En las esquinas, unas vallas y unos municipales. Pasan, con
cuentagotas, los coches oficiales: un consejero de la Junta, el
presidente de una caja de ahorros que es sobrino del cardenal
que puso Franco contra Segura, la mujer de un concejal. Todos
llevan en el cristal del parabrisas el cartelito verde pistacho
de un pase de circulación, y algunos, sobre el techo, la
antenita del desactivador electrónico de coches-bomba, será
por aquello de que la Feria la inventó un vasco, cuando los
vascos se dedicaban en Sevilla a fundar ferias y no a asesinar
concejales y médicos militares.
Sé que esta calle es de
Sevilla, aunque lo disimule perfectamente.

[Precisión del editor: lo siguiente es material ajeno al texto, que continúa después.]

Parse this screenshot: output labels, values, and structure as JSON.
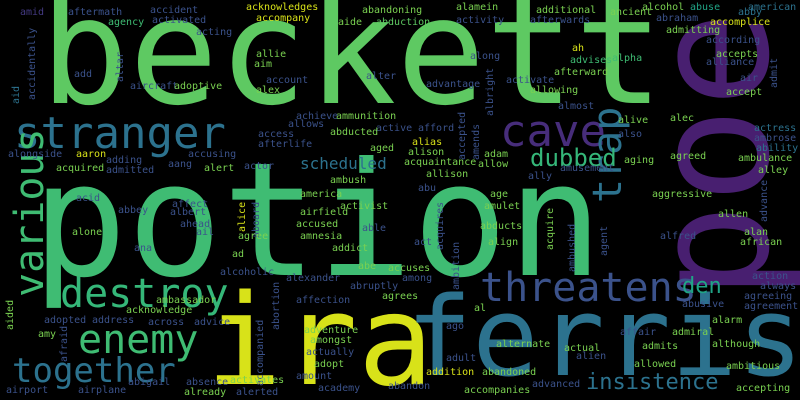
{
  "background": "#000000",
  "words": [
    {
      "text": "beckett",
      "color": "#5ec962"
    },
    {
      "text": "potion",
      "color": "#3fbc73"
    },
    {
      "text": "poe",
      "color": "#481f70"
    },
    {
      "text": "ira",
      "color": "#d8e219"
    },
    {
      "text": "ferris",
      "color": "#2c728e"
    },
    {
      "text": "stranger",
      "color": "#2c728e"
    },
    {
      "text": "cave",
      "color": "#472d7b"
    },
    {
      "text": "various",
      "color": "#3fbc73"
    },
    {
      "text": "trap",
      "color": "#2c728e"
    },
    {
      "text": "destroy",
      "color": "#35b779"
    },
    {
      "text": "threatens",
      "color": "#3b528b"
    },
    {
      "text": "enemy",
      "color": "#3fbc73"
    },
    {
      "text": "together",
      "color": "#2c728e"
    },
    {
      "text": "dubbed",
      "color": "#35b779"
    },
    {
      "text": "insistence",
      "color": "#2c728e"
    },
    {
      "text": "den",
      "color": "#20a486"
    },
    {
      "text": "scheduled",
      "color": "#2c728e"
    },
    {
      "text": "amid",
      "color": "#443a83"
    },
    {
      "text": "aftermath",
      "color": "#3b528b"
    },
    {
      "text": "accident",
      "color": "#3b528b"
    },
    {
      "text": "acknowledges",
      "color": "#d8e219"
    },
    {
      "text": "abandoning",
      "color": "#7ad151"
    },
    {
      "text": "alamein",
      "color": "#7ad151"
    },
    {
      "text": "additional",
      "color": "#7ad151"
    },
    {
      "text": "alcohol",
      "color": "#7ad151"
    },
    {
      "text": "abuse",
      "color": "#20a486"
    },
    {
      "text": "american",
      "color": "#2c728e"
    },
    {
      "text": "agency",
      "color": "#3fbc73"
    },
    {
      "text": "activated",
      "color": "#3b528b"
    },
    {
      "text": "accompany",
      "color": "#d8e219"
    },
    {
      "text": "aide",
      "color": "#7ad151"
    },
    {
      "text": "abduction",
      "color": "#5ec962"
    },
    {
      "text": "activity",
      "color": "#3b528b"
    },
    {
      "text": "afterwards",
      "color": "#3b528b"
    },
    {
      "text": "ancient",
      "color": "#7ad151"
    },
    {
      "text": "abraham",
      "color": "#3b528b"
    },
    {
      "text": "abby",
      "color": "#2c728e"
    },
    {
      "text": "accomplice",
      "color": "#d8e219"
    },
    {
      "text": "admitting",
      "color": "#7ad151"
    },
    {
      "text": "acting",
      "color": "#3b528b"
    },
    {
      "text": "according",
      "color": "#3b528b"
    },
    {
      "text": "accidentally",
      "color": "#3b528b"
    },
    {
      "text": "ah",
      "color": "#d8e219"
    },
    {
      "text": "accepts",
      "color": "#7ad151"
    },
    {
      "text": "alliance",
      "color": "#3b528b"
    },
    {
      "text": "allie",
      "color": "#7ad151"
    },
    {
      "text": "along",
      "color": "#3b528b"
    },
    {
      "text": "advises",
      "color": "#3fbc73"
    },
    {
      "text": "alpha",
      "color": "#3fbc73"
    },
    {
      "text": "admit",
      "color": "#3b528b"
    },
    {
      "text": "add",
      "color": "#3b528b"
    },
    {
      "text": "altar",
      "color": "#3b528b"
    },
    {
      "text": "aim",
      "color": "#7ad151"
    },
    {
      "text": "alter",
      "color": "#3b528b"
    },
    {
      "text": "albright",
      "color": "#3b528b"
    },
    {
      "text": "afterward",
      "color": "#7ad151"
    },
    {
      "text": "activate",
      "color": "#3b528b"
    },
    {
      "text": "air",
      "color": "#3b528b"
    },
    {
      "text": "account",
      "color": "#3b528b"
    },
    {
      "text": "advantage",
      "color": "#3b528b"
    },
    {
      "text": "allowing",
      "color": "#7ad151"
    },
    {
      "text": "accept",
      "color": "#7ad151"
    },
    {
      "text": "aid",
      "color": "#2c728e"
    },
    {
      "text": "aircraft",
      "color": "#3b528b"
    },
    {
      "text": "adoptive",
      "color": "#7ad151"
    },
    {
      "text": "alex",
      "color": "#7ad151"
    },
    {
      "text": "almost",
      "color": "#3b528b"
    },
    {
      "text": "achieve",
      "color": "#3b528b"
    },
    {
      "text": "ammunition",
      "color": "#7ad151"
    },
    {
      "text": "alive",
      "color": "#7ad151"
    },
    {
      "text": "alec",
      "color": "#7ad151"
    },
    {
      "text": "actress",
      "color": "#2c728e"
    },
    {
      "text": "allows",
      "color": "#3b528b"
    },
    {
      "text": "active",
      "color": "#3b528b"
    },
    {
      "text": "afford",
      "color": "#3b528b"
    },
    {
      "text": "accepted",
      "color": "#3b528b"
    },
    {
      "text": "amends",
      "color": "#3b528b"
    },
    {
      "text": "also",
      "color": "#3b528b"
    },
    {
      "text": "ambrose",
      "color": "#3b528b"
    },
    {
      "text": "access",
      "color": "#3b528b"
    },
    {
      "text": "abducted",
      "color": "#7ad151"
    },
    {
      "text": "alias",
      "color": "#d8e219"
    },
    {
      "text": "ability",
      "color": "#2c728e"
    },
    {
      "text": "alongside",
      "color": "#3b528b"
    },
    {
      "text": "aaron",
      "color": "#d8e219"
    },
    {
      "text": "afterlife",
      "color": "#3b528b"
    },
    {
      "text": "aged",
      "color": "#7ad151"
    },
    {
      "text": "alison",
      "color": "#7ad151"
    },
    {
      "text": "adam",
      "color": "#7ad151"
    },
    {
      "text": "aging",
      "color": "#7ad151"
    },
    {
      "text": "agreed",
      "color": "#7ad151"
    },
    {
      "text": "ambulance",
      "color": "#7ad151"
    },
    {
      "text": "alley",
      "color": "#7ad151"
    },
    {
      "text": "adding",
      "color": "#3b528b"
    },
    {
      "text": "accusing",
      "color": "#3b528b"
    },
    {
      "text": "acquaintance",
      "color": "#7ad151"
    },
    {
      "text": "allow",
      "color": "#7ad151"
    },
    {
      "text": "acquired",
      "color": "#7ad151"
    },
    {
      "text": "aang",
      "color": "#3b528b"
    },
    {
      "text": "alert",
      "color": "#7ad151"
    },
    {
      "text": "actor",
      "color": "#3b528b"
    },
    {
      "text": "admitted",
      "color": "#3b528b"
    },
    {
      "text": "allison",
      "color": "#7ad151"
    },
    {
      "text": "ally",
      "color": "#3b528b"
    },
    {
      "text": "amusement",
      "color": "#3b528b"
    },
    {
      "text": "ambush",
      "color": "#7ad151"
    },
    {
      "text": "abu",
      "color": "#3b528b"
    },
    {
      "text": "age",
      "color": "#7ad151"
    },
    {
      "text": "advance",
      "color": "#3b528b"
    },
    {
      "text": "acid",
      "color": "#3b528b"
    },
    {
      "text": "affect",
      "color": "#3b528b"
    },
    {
      "text": "america",
      "color": "#7ad151"
    },
    {
      "text": "activist",
      "color": "#7ad151"
    },
    {
      "text": "aggressive",
      "color": "#7ad151"
    },
    {
      "text": "abbey",
      "color": "#3b528b"
    },
    {
      "text": "albert",
      "color": "#3b528b"
    },
    {
      "text": "alice",
      "color": "#d8e219"
    },
    {
      "text": "aboard",
      "color": "#3b528b"
    },
    {
      "text": "airfield",
      "color": "#7ad151"
    },
    {
      "text": "acquires",
      "color": "#3b528b"
    },
    {
      "text": "amulet",
      "color": "#7ad151"
    },
    {
      "text": "allen",
      "color": "#7ad151"
    },
    {
      "text": "ahead",
      "color": "#3b528b"
    },
    {
      "text": "accused",
      "color": "#7ad151"
    },
    {
      "text": "able",
      "color": "#3b528b"
    },
    {
      "text": "abducts",
      "color": "#7ad151"
    },
    {
      "text": "acquire",
      "color": "#7ad151"
    },
    {
      "text": "alone",
      "color": "#7ad151"
    },
    {
      "text": "ail",
      "color": "#3b528b"
    },
    {
      "text": "agree",
      "color": "#7ad151"
    },
    {
      "text": "amnesia",
      "color": "#7ad151"
    },
    {
      "text": "act",
      "color": "#3b528b"
    },
    {
      "text": "align",
      "color": "#7ad151"
    },
    {
      "text": "agent",
      "color": "#3b528b"
    },
    {
      "text": "ambushed",
      "color": "#3b528b"
    },
    {
      "text": "alfred",
      "color": "#3b528b"
    },
    {
      "text": "alan",
      "color": "#7ad151"
    },
    {
      "text": "ana",
      "color": "#3b528b"
    },
    {
      "text": "ad",
      "color": "#7ad151"
    },
    {
      "text": "addict",
      "color": "#7ad151"
    },
    {
      "text": "ambition",
      "color": "#3b528b"
    },
    {
      "text": "african",
      "color": "#7ad151"
    },
    {
      "text": "abe",
      "color": "#7ad151"
    },
    {
      "text": "accuses",
      "color": "#7ad151"
    },
    {
      "text": "alcoholic",
      "color": "#3b528b"
    },
    {
      "text": "alexander",
      "color": "#3b528b"
    },
    {
      "text": "among",
      "color": "#3b528b"
    },
    {
      "text": "abruptly",
      "color": "#3b528b"
    },
    {
      "text": "ambassador",
      "color": "#7ad151"
    },
    {
      "text": "action",
      "color": "#3b528b"
    },
    {
      "text": "always",
      "color": "#3b528b"
    },
    {
      "text": "agreeing",
      "color": "#3b528b"
    },
    {
      "text": "abortion",
      "color": "#3b528b"
    },
    {
      "text": "affection",
      "color": "#3b528b"
    },
    {
      "text": "agrees",
      "color": "#7ad151"
    },
    {
      "text": "agreement",
      "color": "#3b528b"
    },
    {
      "text": "abusive",
      "color": "#3b528b"
    },
    {
      "text": "aided",
      "color": "#7ad151"
    },
    {
      "text": "acknowledge",
      "color": "#7ad151"
    },
    {
      "text": "al",
      "color": "#7ad151"
    },
    {
      "text": "alarm",
      "color": "#7ad151"
    },
    {
      "text": "adopted",
      "color": "#3b528b"
    },
    {
      "text": "address",
      "color": "#3b528b"
    },
    {
      "text": "across",
      "color": "#3b528b"
    },
    {
      "text": "advice",
      "color": "#3b528b"
    },
    {
      "text": "ago",
      "color": "#3b528b"
    },
    {
      "text": "affair",
      "color": "#3b528b"
    },
    {
      "text": "admiral",
      "color": "#7ad151"
    },
    {
      "text": "amy",
      "color": "#7ad151"
    },
    {
      "text": "afraid",
      "color": "#3b528b"
    },
    {
      "text": "accompanied",
      "color": "#3b528b"
    },
    {
      "text": "adventure",
      "color": "#7ad151"
    },
    {
      "text": "amongst",
      "color": "#7ad151"
    },
    {
      "text": "alternate",
      "color": "#7ad151"
    },
    {
      "text": "actual",
      "color": "#7ad151"
    },
    {
      "text": "admits",
      "color": "#7ad151"
    },
    {
      "text": "although",
      "color": "#7ad151"
    },
    {
      "text": "actually",
      "color": "#3b528b"
    },
    {
      "text": "adopt",
      "color": "#7ad151"
    },
    {
      "text": "adult",
      "color": "#3b528b"
    },
    {
      "text": "alien",
      "color": "#3b528b"
    },
    {
      "text": "allowed",
      "color": "#7ad151"
    },
    {
      "text": "ambitious",
      "color": "#7ad151"
    },
    {
      "text": "abigail",
      "color": "#3b528b"
    },
    {
      "text": "absence",
      "color": "#3b528b"
    },
    {
      "text": "activates",
      "color": "#7ad151"
    },
    {
      "text": "amount",
      "color": "#3b528b"
    },
    {
      "text": "addition",
      "color": "#d8e219"
    },
    {
      "text": "abandoned",
      "color": "#7ad151"
    },
    {
      "text": "airport",
      "color": "#3b528b"
    },
    {
      "text": "airplane",
      "color": "#3b528b"
    },
    {
      "text": "already",
      "color": "#7ad151"
    },
    {
      "text": "alerted",
      "color": "#3b528b"
    },
    {
      "text": "academy",
      "color": "#3b528b"
    },
    {
      "text": "abandon",
      "color": "#3b528b"
    },
    {
      "text": "accompanies",
      "color": "#7ad151"
    },
    {
      "text": "advanced",
      "color": "#3b528b"
    },
    {
      "text": "accepting",
      "color": "#7ad151"
    }
  ]
}
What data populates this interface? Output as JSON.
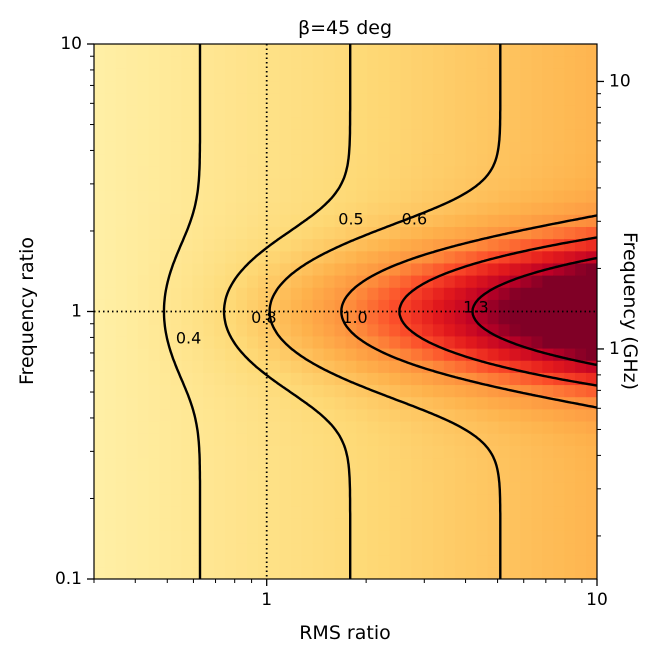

Es la calle
Asunción. Nunca supe si era por Asunción, la capital del
Paraguay, o por la subida de la Virgen a los barandales del
cielo de Cantillana en la copla de Juanito Valderrama. La
arquitectura de esta calle es lo menos sevillana que se
despacha. Por este barrio difícil y extraño, del que Manuel
Ferrand hizo literatura, se cuenta que una vez, en un congreso
de urbanismo, lo pusieron como ejemplo de lo que no se debe
hacer bajo ningún concepto. No es que sea una arquitectura
extraña: es mala arquitectura la de esta calle por donde
Sevilla va andando a la Feria. Estas fachadas podían ser del
barrio de la Concepción de Madrid. Si no fuera por estos trajes
de flamenca; por aquel sombrero de ala ancha; por ese coche de
caballos pesetero desde cuyo pescante un turista lo va
retratando todo con las siete mil fotos de la memoria de su
cámara digital; por la ilusión en la mirada de estos niños
que van de la mano de sus abuelos camino de los cacharritos,
nadie diría que esto es Sevilla y que este es el camino de la
Feria. Hay, empero, un signo inconfundible: la alegría en la
cara de la gente, lo bien vestidos que van todos, en esta
sociedad donde cada vez vamos más de trapillo.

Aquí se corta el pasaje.